On 21st May 2015 Bob Geldof and Midge Ure were presented with The Ivors Special Anniversary Award.
To mark the 60th anniversary of the Ivor Novello Awards BASCA created a special award; an Ivor that not only acknowledges songwriting – it acknowledges the achievements of a British and an Irish songwriter, who through their songwriting have changed the lives of those in need.
Originally commissioned to appear in the award ceremony programme, music journalist Mark Sutherland, profiles the story so far:
When people talk about a pop song saving their life, they usually mean it figuratively. But Do They Know It’s Christmas?, written by Bob Geldof and Midge Ure, has saved literally tens of thousands of lives since its first incarnation 30 years ago – the perfect reason to honour its composers with The Ivors Special Anniversary Award.
The original Band Aid recording was put together after Geldof, then best known as singer of The Boomtown Rats, saw news of the Ethiopian famine on the BBC. He was determined to do something about it, but wasn’t sure what – until he spoke to Ultravox singer Ure, and they decided to try and write a song.

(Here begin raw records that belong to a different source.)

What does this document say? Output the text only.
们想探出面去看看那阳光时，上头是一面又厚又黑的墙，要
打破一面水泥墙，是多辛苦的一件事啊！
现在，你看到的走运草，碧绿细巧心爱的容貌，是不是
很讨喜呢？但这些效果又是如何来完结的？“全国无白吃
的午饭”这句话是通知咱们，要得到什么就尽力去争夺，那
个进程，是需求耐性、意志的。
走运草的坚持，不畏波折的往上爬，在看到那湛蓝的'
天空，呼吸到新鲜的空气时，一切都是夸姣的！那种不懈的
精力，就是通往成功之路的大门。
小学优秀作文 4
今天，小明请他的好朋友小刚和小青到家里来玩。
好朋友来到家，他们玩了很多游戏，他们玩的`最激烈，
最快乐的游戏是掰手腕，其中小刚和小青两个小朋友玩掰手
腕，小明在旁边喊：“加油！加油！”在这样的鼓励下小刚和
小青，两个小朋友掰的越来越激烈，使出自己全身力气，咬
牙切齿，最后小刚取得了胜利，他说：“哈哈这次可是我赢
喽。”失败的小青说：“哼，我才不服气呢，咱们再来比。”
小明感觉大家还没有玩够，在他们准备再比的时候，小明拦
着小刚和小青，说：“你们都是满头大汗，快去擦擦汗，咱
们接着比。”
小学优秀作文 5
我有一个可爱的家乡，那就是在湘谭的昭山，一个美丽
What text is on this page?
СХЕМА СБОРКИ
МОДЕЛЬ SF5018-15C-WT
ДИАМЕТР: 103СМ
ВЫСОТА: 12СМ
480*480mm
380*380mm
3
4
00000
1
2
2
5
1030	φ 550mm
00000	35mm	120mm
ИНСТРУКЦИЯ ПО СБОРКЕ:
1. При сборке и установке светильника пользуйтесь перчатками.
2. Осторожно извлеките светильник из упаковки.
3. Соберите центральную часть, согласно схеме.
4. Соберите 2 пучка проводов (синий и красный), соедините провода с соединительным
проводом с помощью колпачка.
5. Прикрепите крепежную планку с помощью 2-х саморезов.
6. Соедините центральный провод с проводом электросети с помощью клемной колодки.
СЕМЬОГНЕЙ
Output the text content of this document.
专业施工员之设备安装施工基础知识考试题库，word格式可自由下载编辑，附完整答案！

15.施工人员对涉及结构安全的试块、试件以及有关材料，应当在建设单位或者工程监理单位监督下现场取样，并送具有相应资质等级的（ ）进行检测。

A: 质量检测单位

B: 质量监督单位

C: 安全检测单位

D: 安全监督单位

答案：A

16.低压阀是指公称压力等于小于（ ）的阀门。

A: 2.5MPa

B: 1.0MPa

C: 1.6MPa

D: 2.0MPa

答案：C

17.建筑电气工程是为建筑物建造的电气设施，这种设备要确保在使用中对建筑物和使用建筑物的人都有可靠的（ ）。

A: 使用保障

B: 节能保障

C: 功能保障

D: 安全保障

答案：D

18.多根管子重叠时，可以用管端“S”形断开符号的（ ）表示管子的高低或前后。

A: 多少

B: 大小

So what would become, at the time, the biggest selling single in history was put together in just a few days, with the pair attempting to cement their separate ideas into one cohesive whole. Ure has attributed the song’s unusual structure – the “Feed the world!” hook was the last thing to be added, and only appears at the end of the song – to this process but, however unconventional the song, it has captured the imagination of successive generations of musicians and the public.
Viewed purely as a pop song, the fact that it has attracted the vocal talents of Bono, Chris Martin, Sting, Paul Weller, Kylie Minogue, Robbie Williams, Ed Sheeran and One Direction and been a hit in four separate incarnations is remarkable enough. But it’s the huge amount of money raised for humanitarian relief since it first chimed out across Sarm West Studios in London in late 1984 that marks Do They Know It’s Christmas? down as one of the most incredible compositions in history.
Its original target was to raise £250,000. Yet over the years, the Band Aid Trust has in fact raised and spent around $230 million on both immediate famine relief and longer-term projects, while the latest version, last year’s Band Aid 30 – with lyrics rewritten for the occasion – raised money to fight the Ebola crisis in West Africa.
And although Geldof and Ure’s songwriting catalogues contain many other classics, not even I Don’t Like Mondays or Vienna can rival the impact of the festive tune they hammered out together in double quick time 30 years ago. Because, in both the musical and humanitarian sense, Do They Know It’s Christmas? is the gift that keeps on giving.